In fact, India’s environmental action plans are often over-ambitious for their own good. Our forest policy aims for 33% forest cover and our National Clean Air Programme aims to clean the air in 102 cities by 2024.

And since the environment ministry issued its first fly ash notification in 1999, its regulations in the matter have been centred on the fantasy of “utilising” 100% of all ash generated in India – while fly-ash generators have never come close to 100%.

For many decades, the ministry turned a blind eye towards non-compliance and repeatedly extended compliance deadlines. The latest amendment also extends the deadline – to achieve 100% ash utilisation by 2032. This is 23 years beyond the deadline set in the 1999 notification.

Also read: Toxic Spillover: The Unhindered Fly Ash Export from India To Bangladesh

Contradictions galore

As if these issues weren’t enough, the draft fly ash notification is also full of contradictions. For example, its fourth paragraph states:

“Every coal/lignite based thermal power plant shall be responsible to utilise 100% ash (fly ash and bottom ash) generated during that year.”

This gives the impression that 100% fly-ash utilisation is mandatory. However, the next clause reads:

“… in no case shall utilisation fall below 80% in any year. Also, it should achieve average ash utilisation of 100% in a 3-year cycle.”

Ergo, the minimum annual utilisation needs to be 80% – but even this is a mirage. The next sentence:

“Provided the three-year cycle applicable for the first time is extendable by one year for the thermal power plants where ash utilisation is in the range of 60-80%, and two years where ash utilisation is below 60%.”

Ultimately, those plant operators utilising the least fly ash will have the longest time to comply with the notification.

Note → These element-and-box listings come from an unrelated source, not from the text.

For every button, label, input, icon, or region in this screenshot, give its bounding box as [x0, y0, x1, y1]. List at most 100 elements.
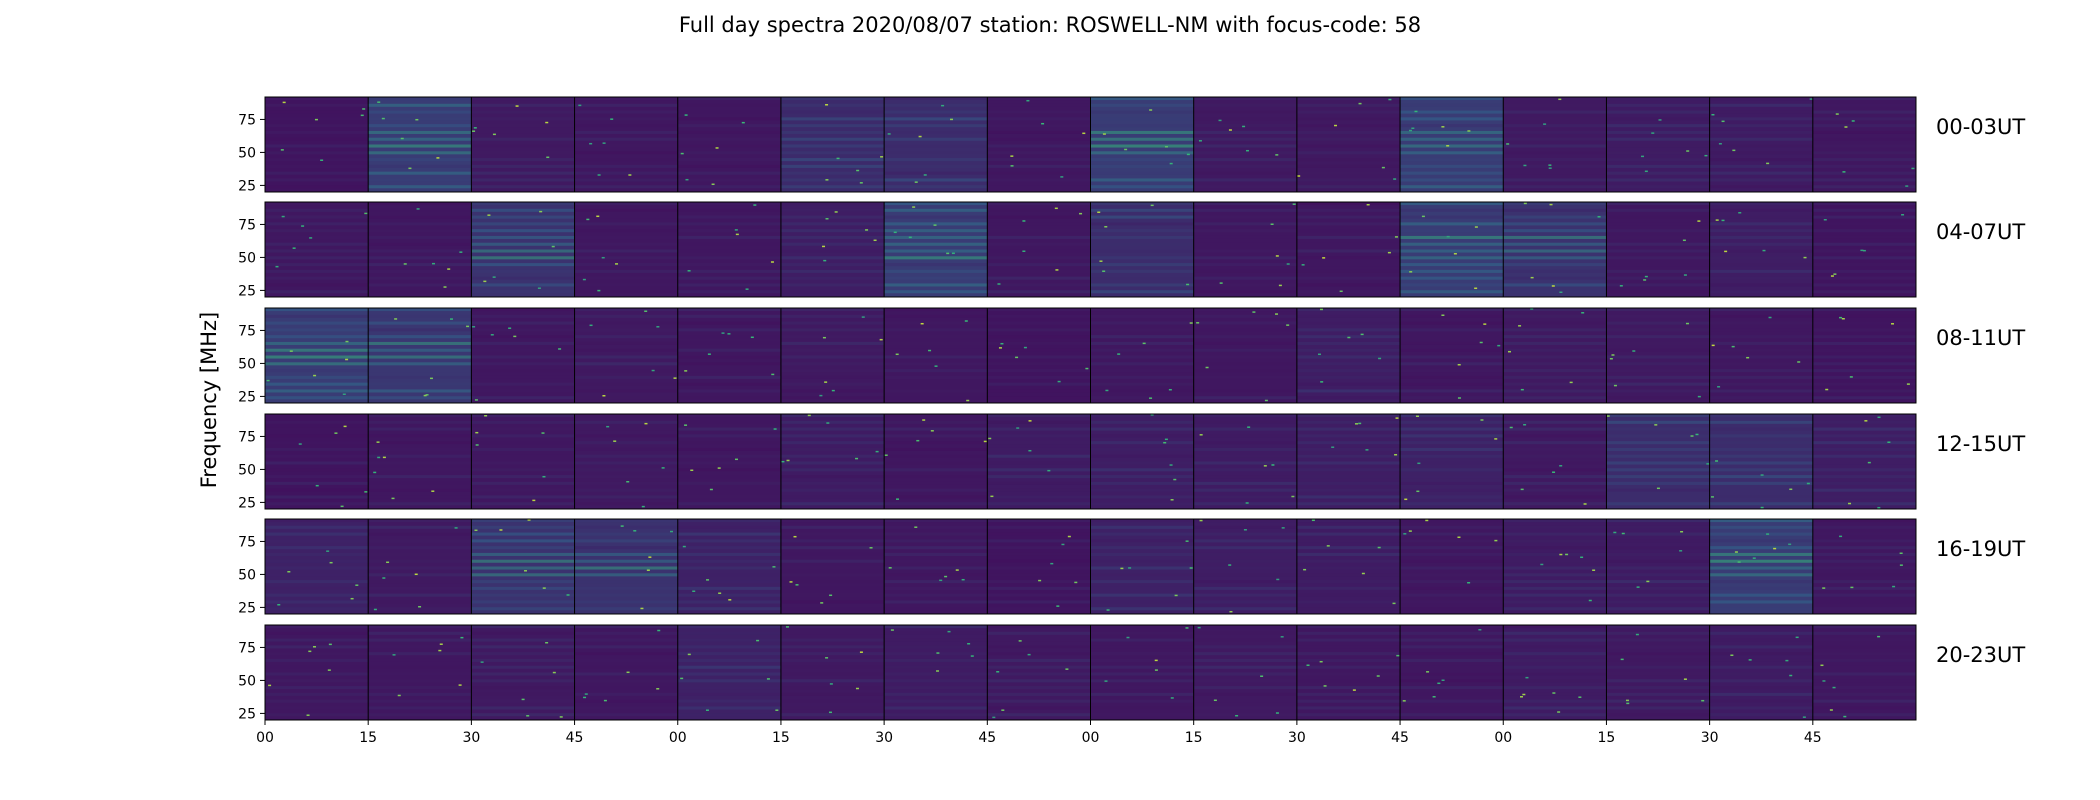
spectra-speck	[825, 218, 829, 220]
spectra-speck	[1411, 127, 1415, 130]
spectra-band	[265, 607, 369, 611]
spectra-band	[987, 454, 1091, 458]
spectra-band	[471, 328, 575, 332]
spectra-band	[471, 706, 575, 710]
spectra-speck	[418, 606, 422, 608]
spectra-speck	[1768, 316, 1772, 319]
spectra-band	[1193, 158, 1297, 162]
spectra-speck	[1557, 711, 1561, 713]
spectra-speck	[983, 440, 987, 443]
spectra-band	[1090, 164, 1194, 168]
spectra-band	[1296, 481, 1401, 485]
spectra-band	[471, 420, 575, 424]
spectra-band	[677, 348, 781, 352]
spectra-speck	[309, 237, 313, 239]
spectra-band	[368, 124, 472, 128]
spectra-band	[884, 652, 988, 656]
spectra-band	[884, 290, 988, 294]
spectra-band	[1400, 369, 1504, 373]
spectra-band	[1503, 645, 1607, 649]
spectra-band	[1503, 137, 1607, 141]
spectra-band	[1090, 185, 1194, 189]
spectra-band	[1503, 283, 1607, 287]
spectra-band	[1193, 672, 1297, 676]
spectra-band	[265, 348, 369, 352]
spectra-band	[1193, 362, 1297, 366]
spectra-band	[1400, 283, 1504, 287]
spectra-band	[1296, 178, 1401, 182]
spectra-band	[1193, 692, 1297, 696]
spectra-speck	[1245, 149, 1249, 152]
spectra-speck	[1173, 478, 1177, 481]
spectra-speck	[578, 104, 582, 107]
spectra-band	[1606, 341, 1710, 345]
spectra-speck	[1479, 341, 1483, 344]
spectra-band	[677, 202, 781, 206]
spectra-band	[471, 638, 575, 642]
spectra-speck	[823, 259, 827, 262]
spectra-speck	[416, 208, 420, 210]
spectra-band	[265, 328, 369, 332]
spectra-band	[884, 235, 988, 239]
spectra-band	[677, 532, 781, 536]
spectra-band	[884, 532, 988, 536]
spectra-speck	[896, 498, 900, 500]
spectra-band	[884, 242, 988, 246]
spectra-speck	[298, 443, 302, 445]
spectra-speck	[1409, 271, 1413, 273]
spectra-band	[780, 502, 885, 506]
spectra-band	[1709, 706, 1813, 710]
spectra-speck	[1760, 506, 1764, 509]
spectra-band	[471, 222, 575, 226]
spectra-speck	[766, 678, 770, 680]
spectra-band	[1709, 593, 1813, 597]
spectra-band	[1606, 158, 1710, 162]
spectra-band	[987, 559, 1091, 563]
spectra-band	[677, 539, 781, 543]
spectra-speck	[1196, 322, 1200, 324]
spectra-speck	[527, 519, 531, 521]
spectra-speck	[923, 174, 927, 176]
spectra-band	[1812, 607, 1916, 611]
spectra-speck	[1506, 143, 1510, 145]
spectra-band	[780, 158, 885, 162]
spectra-band	[677, 658, 781, 662]
spectra-band	[471, 488, 575, 492]
spectra-band	[1812, 631, 1916, 635]
spectra-band	[780, 144, 885, 148]
spectra-band	[574, 652, 678, 656]
spectra-speck	[1789, 674, 1793, 677]
spectra-speck	[955, 569, 959, 571]
x-tick-label: 45	[566, 730, 584, 746]
spectra-speck	[1446, 235, 1450, 238]
spectra-band	[471, 276, 575, 280]
spectra-band	[1812, 171, 1916, 175]
spectra-band	[1193, 580, 1297, 584]
spectra-band	[987, 335, 1091, 339]
spectra-band	[1090, 151, 1194, 155]
spectra-band	[574, 559, 678, 563]
spectra-band	[1503, 158, 1607, 162]
spectra-speck	[775, 709, 779, 711]
spectra-band	[1709, 362, 1813, 366]
spectra-band	[1812, 692, 1916, 696]
spectra-band	[780, 539, 885, 543]
spectra-speck	[1540, 563, 1544, 566]
spectra-band	[884, 158, 988, 162]
spectra-speck	[1658, 119, 1662, 121]
spectra-band	[1400, 171, 1504, 175]
spectra-band	[265, 645, 369, 649]
spectra-band	[368, 137, 472, 141]
spectra-band	[368, 488, 472, 492]
spectra-band	[884, 447, 988, 451]
spectra-speck	[988, 437, 992, 440]
spectra-speck	[1543, 123, 1547, 125]
spectra-speck	[1437, 682, 1441, 685]
spectra-band	[677, 502, 781, 506]
spectra-speck	[822, 245, 826, 248]
spectra-band	[780, 665, 885, 669]
spectra-band	[1193, 607, 1297, 611]
spectra-band	[1709, 151, 1813, 155]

One way or another, no power plant is required to meet the 100% target in the near future.

Bad environmental governance

Chimneys of a coal-fired power plant are pictured in New Delhi, July 20, 2017. Photo: Reuters/Adnan Abidi/File Photo

India’s fly ash crisis is only bound to get bigger in the future especially with our increasing dependence on domestic coal. Every kilogram of Indian coal generates two-times more ash than Australian or Indonesian coal.

On May 25, 2021, in a hearing before the Karnataka high court on a PIL challenging the environment ministry’s decision to appoint members of the expert appraisal committee, the ministry took time to file its response citing the COVID-19 lockdown. The matter was listed again on June 11, and the ministry’s counsel cited the same reason again and sought more time to file their response. This is the same ministry during the height of the second wave expected citizens to file their comments on the draft.

As such, the draft notification is an attempt to legitimise fly-ash dumping across India’s landscape, behind the smokescreen of vague terms like ‘eco-friendly’ and “utilisation”. The penalty’s provisions – even if they are applied – are in all likelihood likely to be stayed by the courts for want of authority.

In sum, the draft fly ash notification 2021 is a regressive policy in letter as much as spirit, and the ministry needs to withdraw and replace it with a version that incorporates good science, public health and which, crucially, abides by the ethics of public participation.

Ritwick Dutta is an environmental lawyer and the founder of the Legal Initiative for Forest and Environment. Dharmesh Shah is the senior technical advisor to the Lawyers Initiative for Forest and Environment.